Can you solve it? The answer is below.

The answer

The book offers the following elegant solution which I will describe in detail.

Step 1: write the value algebraically

Let p_n correspond to the probability the game ends on the n^th draw. Then the expected value V is

V = 2p₂ + 3p₃ + 4p₄ + 5p₅ + …

This expression is another way of stating the payoff rule that Bob will pay Alice n dollars if she gets to draw n. The formula merely expresses the rule mathematically and is a summation to represent the expected value.

Step 2: note the minimum payoff

One thing to notice is the game can earliest end on draw number 2. This is because the first draw is how the game starts–by definition it cannot be smaller than any previous draws.

Thus, the value of the game is at least 2 dollars. Moreover, the game can really be viewed as starting from the second draw and proceeding onwards. The value of the game can thus be re-written as:

V = 2 + p₃ + 2p₄ + 3p₅ + …

In comparison to the first formula for the value of the game, two major things have changed. First, the term p₂ has vanished because the game never ends before turn 2. Second, the dollar payoffs attached to the probabilities are decremented by two, as the game is now viewed as starting from the second turn and the term 2 is already included as the first summand.

Step 3: group the sums

This step is the hardest part. It’s a trick of grouping some of the terms so the sums make sense.

This is a technique used in lots of college level math courses, but even with practice, I admittedly did not figure this out.

The trick is this. Notice that each term after p₃ has a coefficient one larger than the term before it. This means we can express the sum as follows:

V = 2 + (p₃ + p₄ + p₅ + … ) + (p₄ + p₅ + … ) + (p₅ + … ) + …

If you account carefully, you’ll see that the term p₃ appears exactly once, the term p₄ appears exactly twice, and so on so that this grouped summation is just another way of writing the previous formula.
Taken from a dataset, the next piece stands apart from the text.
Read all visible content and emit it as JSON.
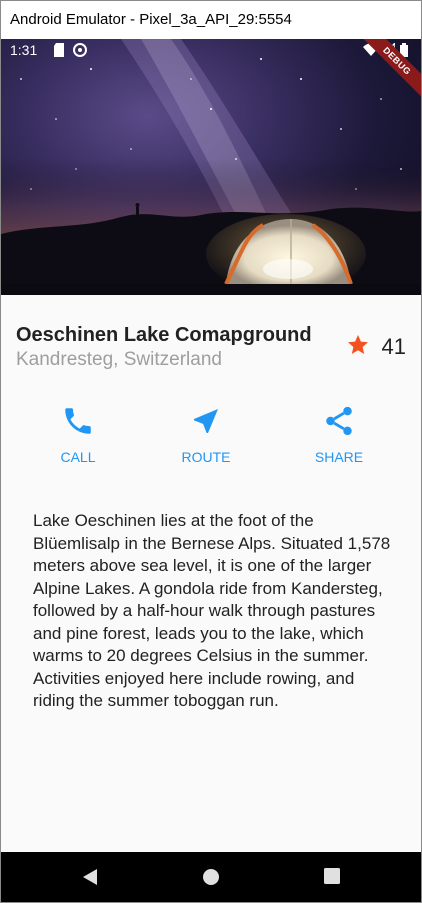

Step 4: interpret the grouped sums

We’re almost there to calculate the sum.

The sums were grouped in this way because they have a special interpretation. The grouped sums represent the chance that the game ends on that turn or later. For instance, the first grouped sum in parenthesis corresponds to the sum of all the probabilities of the game ending on after turn 2 or later. Similarly, the second grouped corresponds to the chance the game ends after turn 3 or later, and each subsequent grouped sum has a corresponding interpretation.

The value of the the game is therefore:

V = 2 + Prob(n > 2) + Prob(n > 3) + Prob(n > 4) + …

This simplifies the problem considerably. Now it only remains to calculate the probability of the game ending continuing after a particular draw.

Step 5: a formula for Prob(n > k)

I am not going to be completely rigorous on the math, but here’s the general idea.

What’s the chance that Alice will draw past turn 2? This can be answered by thinking combinatorially.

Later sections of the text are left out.